Estes reajustes surpreenderam os concessionários e deixaram o consumidor confuso na medida em que, mais uma vez, vieram acompanhados de descontos. Ou seja, a montadora fixa aumento de um lado, mas imediatamente entra com um desconto - em promoções conjuntas com os concessionários.
Esta prática se tornou comum há vários meses, desde que a oferta ficou muito maior do que a demanda. O tamanho destes descontos - que os concessionários chamam de bônus das montadoras - varia conforme a dificuldade de venda do modelo. Mas, em média, mesmo os veículos mais procurados já estão chegando da fábrica para a loja com abatimentos de até R$ 1.000.
Dependendo da disputa pelo consumidor, o concessionário acrescenta mais abatimentos. E os descontos para quem está levando um carro à vista estão variando de 8% a 16% hoje. Na prática, a indústria não está repassando preços mais altos para o consumidor. Mas na tabela a elevação fica garantida. E é o valor de tabela que vai valer para o brasileiro que resolver se inscrever no programa da renovação da frota.
Além dos R$ 300 de que a montadora vai abrir mão, o bônus será composto por mais R$ 300 do concessionário. Os governos estaduais vão entrar com R$ 500 na forma de redução de ICMS e o governo federal com mais R$ 700, por meio de IPI menor.
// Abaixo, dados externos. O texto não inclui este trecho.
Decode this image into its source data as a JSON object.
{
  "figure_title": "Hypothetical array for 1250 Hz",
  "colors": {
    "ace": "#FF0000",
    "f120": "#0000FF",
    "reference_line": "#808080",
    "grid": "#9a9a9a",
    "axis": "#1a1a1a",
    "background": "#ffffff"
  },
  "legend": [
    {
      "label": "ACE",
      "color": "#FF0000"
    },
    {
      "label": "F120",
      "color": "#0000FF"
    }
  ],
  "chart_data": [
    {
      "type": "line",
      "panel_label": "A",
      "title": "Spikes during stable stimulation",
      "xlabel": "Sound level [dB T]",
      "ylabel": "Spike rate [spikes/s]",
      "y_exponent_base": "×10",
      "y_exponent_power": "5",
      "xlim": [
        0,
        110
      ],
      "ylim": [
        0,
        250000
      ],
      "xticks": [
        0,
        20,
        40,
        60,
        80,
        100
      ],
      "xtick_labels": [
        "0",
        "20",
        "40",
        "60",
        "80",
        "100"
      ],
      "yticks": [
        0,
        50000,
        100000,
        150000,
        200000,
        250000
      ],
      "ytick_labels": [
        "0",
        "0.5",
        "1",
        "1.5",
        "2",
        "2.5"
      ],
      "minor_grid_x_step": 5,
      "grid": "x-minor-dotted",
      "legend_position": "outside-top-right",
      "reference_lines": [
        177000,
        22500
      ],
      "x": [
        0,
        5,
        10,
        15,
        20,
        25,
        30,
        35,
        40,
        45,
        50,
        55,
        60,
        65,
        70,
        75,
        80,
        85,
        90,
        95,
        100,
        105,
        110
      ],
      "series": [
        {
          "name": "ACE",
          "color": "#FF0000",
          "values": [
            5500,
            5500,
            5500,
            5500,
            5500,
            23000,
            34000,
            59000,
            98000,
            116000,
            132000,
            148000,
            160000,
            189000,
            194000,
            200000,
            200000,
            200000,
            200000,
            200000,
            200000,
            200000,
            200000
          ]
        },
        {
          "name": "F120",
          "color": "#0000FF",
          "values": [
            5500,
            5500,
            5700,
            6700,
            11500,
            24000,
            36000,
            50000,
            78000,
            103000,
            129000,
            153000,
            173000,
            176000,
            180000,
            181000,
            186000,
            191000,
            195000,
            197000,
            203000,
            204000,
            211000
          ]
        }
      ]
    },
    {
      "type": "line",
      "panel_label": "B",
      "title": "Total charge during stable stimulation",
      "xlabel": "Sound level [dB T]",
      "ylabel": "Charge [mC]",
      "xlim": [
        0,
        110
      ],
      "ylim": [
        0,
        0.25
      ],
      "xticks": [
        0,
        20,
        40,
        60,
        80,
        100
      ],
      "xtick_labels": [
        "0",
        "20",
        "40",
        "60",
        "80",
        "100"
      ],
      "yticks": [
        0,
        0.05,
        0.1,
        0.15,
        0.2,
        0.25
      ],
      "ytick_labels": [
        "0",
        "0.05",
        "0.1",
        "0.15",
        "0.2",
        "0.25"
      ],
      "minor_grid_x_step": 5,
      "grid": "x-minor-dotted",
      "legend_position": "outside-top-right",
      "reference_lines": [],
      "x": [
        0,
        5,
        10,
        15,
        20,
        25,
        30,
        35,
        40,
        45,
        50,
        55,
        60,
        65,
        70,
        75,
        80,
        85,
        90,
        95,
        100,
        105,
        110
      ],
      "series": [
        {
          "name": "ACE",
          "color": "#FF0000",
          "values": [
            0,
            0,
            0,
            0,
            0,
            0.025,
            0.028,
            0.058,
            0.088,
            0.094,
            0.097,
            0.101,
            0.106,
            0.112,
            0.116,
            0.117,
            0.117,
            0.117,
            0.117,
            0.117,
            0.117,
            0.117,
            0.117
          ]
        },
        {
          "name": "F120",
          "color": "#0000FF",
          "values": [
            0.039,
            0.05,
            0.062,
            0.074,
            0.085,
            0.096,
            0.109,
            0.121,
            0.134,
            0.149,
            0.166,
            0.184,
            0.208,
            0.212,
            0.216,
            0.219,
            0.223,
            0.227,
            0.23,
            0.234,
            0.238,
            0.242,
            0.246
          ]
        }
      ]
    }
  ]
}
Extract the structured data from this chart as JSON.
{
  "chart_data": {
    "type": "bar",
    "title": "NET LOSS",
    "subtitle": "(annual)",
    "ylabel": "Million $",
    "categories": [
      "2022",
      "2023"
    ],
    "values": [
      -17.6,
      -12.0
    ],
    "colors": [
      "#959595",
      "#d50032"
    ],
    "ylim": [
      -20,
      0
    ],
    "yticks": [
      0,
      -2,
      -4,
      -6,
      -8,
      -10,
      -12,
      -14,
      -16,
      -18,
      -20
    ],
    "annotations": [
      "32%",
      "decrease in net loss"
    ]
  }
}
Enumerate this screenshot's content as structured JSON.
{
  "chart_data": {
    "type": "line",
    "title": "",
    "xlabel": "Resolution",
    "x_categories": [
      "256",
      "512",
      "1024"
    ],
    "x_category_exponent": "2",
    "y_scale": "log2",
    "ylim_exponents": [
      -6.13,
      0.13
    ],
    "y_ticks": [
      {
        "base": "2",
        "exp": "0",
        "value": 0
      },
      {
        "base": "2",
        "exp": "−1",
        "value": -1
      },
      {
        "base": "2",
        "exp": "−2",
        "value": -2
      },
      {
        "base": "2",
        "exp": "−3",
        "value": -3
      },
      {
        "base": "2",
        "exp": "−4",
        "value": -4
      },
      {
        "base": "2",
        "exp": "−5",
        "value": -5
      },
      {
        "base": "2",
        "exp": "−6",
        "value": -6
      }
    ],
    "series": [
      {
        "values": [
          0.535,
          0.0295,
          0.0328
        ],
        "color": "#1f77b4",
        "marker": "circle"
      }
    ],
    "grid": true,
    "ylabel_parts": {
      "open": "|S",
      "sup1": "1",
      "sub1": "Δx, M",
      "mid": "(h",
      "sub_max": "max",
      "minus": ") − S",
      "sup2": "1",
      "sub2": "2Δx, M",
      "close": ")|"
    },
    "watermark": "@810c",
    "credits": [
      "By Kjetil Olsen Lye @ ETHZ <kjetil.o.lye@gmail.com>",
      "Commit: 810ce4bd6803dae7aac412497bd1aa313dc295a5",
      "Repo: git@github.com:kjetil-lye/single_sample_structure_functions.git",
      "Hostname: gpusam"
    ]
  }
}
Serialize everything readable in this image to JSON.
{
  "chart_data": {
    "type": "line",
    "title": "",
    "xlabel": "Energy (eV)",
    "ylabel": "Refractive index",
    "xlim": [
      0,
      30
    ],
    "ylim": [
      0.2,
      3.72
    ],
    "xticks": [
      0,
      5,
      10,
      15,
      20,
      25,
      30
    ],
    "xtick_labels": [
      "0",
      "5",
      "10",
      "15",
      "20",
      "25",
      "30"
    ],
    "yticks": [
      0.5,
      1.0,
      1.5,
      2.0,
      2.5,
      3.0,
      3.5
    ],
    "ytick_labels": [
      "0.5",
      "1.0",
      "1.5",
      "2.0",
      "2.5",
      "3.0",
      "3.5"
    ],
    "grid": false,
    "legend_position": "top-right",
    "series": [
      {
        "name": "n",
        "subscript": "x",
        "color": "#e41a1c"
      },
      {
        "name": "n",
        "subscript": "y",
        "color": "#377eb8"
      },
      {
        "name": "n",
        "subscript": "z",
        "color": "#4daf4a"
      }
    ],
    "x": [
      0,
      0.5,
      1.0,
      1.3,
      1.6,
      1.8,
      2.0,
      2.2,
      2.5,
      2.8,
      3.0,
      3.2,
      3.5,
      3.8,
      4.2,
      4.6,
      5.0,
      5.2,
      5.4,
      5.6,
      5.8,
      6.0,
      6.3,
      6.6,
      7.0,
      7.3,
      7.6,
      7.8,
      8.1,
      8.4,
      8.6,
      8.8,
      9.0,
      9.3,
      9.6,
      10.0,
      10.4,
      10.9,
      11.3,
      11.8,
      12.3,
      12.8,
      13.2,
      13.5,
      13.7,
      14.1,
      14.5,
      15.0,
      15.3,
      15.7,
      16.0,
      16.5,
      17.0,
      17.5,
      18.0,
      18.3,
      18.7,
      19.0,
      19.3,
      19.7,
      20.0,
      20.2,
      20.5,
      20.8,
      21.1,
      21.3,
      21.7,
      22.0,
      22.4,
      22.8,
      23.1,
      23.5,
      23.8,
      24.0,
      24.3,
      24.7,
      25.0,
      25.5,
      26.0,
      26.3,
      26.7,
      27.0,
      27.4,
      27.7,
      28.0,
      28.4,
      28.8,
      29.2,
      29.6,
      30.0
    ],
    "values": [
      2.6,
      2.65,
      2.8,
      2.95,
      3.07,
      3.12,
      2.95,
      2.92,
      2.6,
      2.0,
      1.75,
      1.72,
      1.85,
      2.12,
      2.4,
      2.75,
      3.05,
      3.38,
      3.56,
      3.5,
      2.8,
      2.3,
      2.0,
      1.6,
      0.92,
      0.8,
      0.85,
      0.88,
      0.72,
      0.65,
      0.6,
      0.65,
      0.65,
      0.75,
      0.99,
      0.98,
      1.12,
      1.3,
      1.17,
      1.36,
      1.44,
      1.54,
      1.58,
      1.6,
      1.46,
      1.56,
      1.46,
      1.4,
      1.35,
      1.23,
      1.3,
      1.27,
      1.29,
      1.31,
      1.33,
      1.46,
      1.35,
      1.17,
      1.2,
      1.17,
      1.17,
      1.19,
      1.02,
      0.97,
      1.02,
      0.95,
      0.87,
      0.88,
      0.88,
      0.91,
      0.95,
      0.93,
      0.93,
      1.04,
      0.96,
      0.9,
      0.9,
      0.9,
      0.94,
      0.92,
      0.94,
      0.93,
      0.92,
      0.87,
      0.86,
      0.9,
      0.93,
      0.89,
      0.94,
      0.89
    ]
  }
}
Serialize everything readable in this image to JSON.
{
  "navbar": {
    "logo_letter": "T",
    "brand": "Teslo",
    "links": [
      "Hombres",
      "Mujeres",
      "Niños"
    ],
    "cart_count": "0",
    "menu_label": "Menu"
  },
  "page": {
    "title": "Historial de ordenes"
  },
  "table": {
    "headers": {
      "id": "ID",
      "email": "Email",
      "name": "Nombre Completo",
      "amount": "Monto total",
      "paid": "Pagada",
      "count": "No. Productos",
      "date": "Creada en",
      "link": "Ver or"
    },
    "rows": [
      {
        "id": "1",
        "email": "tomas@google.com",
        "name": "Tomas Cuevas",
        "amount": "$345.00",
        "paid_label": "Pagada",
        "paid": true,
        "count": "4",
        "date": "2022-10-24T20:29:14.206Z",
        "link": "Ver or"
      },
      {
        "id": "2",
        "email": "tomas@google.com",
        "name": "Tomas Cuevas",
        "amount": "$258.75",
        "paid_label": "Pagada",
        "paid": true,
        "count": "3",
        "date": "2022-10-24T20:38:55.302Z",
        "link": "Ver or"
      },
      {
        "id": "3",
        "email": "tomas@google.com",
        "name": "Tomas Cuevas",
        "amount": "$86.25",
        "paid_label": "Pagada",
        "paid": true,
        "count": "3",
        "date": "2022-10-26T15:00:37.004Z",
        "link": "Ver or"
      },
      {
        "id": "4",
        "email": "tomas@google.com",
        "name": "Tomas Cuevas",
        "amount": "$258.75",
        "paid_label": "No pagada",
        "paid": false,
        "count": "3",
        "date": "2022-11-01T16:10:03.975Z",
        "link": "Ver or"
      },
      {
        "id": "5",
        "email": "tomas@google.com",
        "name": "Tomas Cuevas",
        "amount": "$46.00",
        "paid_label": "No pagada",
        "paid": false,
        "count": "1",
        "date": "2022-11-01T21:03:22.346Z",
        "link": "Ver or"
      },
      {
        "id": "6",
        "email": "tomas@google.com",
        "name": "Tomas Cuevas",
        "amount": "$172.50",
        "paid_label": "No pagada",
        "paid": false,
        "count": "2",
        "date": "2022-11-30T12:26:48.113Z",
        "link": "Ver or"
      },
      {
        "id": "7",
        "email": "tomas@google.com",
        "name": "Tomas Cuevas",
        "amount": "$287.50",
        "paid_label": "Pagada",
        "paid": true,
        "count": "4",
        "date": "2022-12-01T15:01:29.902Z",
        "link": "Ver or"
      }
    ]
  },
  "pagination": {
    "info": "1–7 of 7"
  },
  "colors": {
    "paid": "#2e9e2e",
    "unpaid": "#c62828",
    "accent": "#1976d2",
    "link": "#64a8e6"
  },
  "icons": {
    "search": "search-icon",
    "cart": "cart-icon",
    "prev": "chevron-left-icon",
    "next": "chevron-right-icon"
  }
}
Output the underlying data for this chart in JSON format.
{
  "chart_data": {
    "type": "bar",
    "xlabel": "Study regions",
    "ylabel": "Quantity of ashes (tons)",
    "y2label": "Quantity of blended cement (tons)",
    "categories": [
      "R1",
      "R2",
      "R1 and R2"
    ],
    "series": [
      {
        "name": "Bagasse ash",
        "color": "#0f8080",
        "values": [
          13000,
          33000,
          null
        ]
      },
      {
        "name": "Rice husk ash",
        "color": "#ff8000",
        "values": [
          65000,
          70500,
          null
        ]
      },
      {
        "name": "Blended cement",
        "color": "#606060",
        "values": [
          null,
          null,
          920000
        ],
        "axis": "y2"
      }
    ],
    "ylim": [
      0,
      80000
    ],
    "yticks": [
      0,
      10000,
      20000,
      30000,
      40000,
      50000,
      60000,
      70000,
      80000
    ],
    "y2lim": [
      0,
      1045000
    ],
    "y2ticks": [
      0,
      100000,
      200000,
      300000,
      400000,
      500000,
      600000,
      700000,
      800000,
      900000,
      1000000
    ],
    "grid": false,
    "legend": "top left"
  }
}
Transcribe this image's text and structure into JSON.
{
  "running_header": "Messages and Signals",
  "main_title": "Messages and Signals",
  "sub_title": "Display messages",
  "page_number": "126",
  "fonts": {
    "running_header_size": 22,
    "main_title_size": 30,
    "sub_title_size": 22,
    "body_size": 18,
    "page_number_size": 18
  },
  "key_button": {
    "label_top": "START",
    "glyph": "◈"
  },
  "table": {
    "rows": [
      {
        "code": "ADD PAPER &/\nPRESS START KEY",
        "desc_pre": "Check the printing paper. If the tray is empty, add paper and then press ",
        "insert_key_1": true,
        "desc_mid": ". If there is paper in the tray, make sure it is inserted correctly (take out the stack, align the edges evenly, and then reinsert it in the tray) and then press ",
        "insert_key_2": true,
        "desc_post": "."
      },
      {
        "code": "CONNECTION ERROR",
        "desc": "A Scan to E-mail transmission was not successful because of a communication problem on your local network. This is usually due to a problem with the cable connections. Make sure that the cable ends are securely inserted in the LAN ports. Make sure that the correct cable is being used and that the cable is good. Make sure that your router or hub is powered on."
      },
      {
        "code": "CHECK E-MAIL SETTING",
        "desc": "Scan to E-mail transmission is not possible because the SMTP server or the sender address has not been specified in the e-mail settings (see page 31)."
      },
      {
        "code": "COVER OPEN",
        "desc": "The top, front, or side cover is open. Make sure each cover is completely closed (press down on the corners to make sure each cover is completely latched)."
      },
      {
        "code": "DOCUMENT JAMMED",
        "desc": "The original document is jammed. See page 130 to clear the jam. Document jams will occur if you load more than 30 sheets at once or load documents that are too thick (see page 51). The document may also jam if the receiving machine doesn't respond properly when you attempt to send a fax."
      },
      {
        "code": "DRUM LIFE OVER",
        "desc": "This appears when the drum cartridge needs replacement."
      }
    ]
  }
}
No total, um carro vendido no programa de renovação da frota terá abatimento de R$ 1.800.
Levando em conta o atual mercado, não há vantagem. Um Corsa com opcionais está tabelado a R$ 16.700. No programa de renovação da frota sairia por R$ 14.900. A concessionária Trans-Am, de São Paulo, vendeu carros iguais a este por R$ 14.300 e até R$ 14 mil há poucos dias.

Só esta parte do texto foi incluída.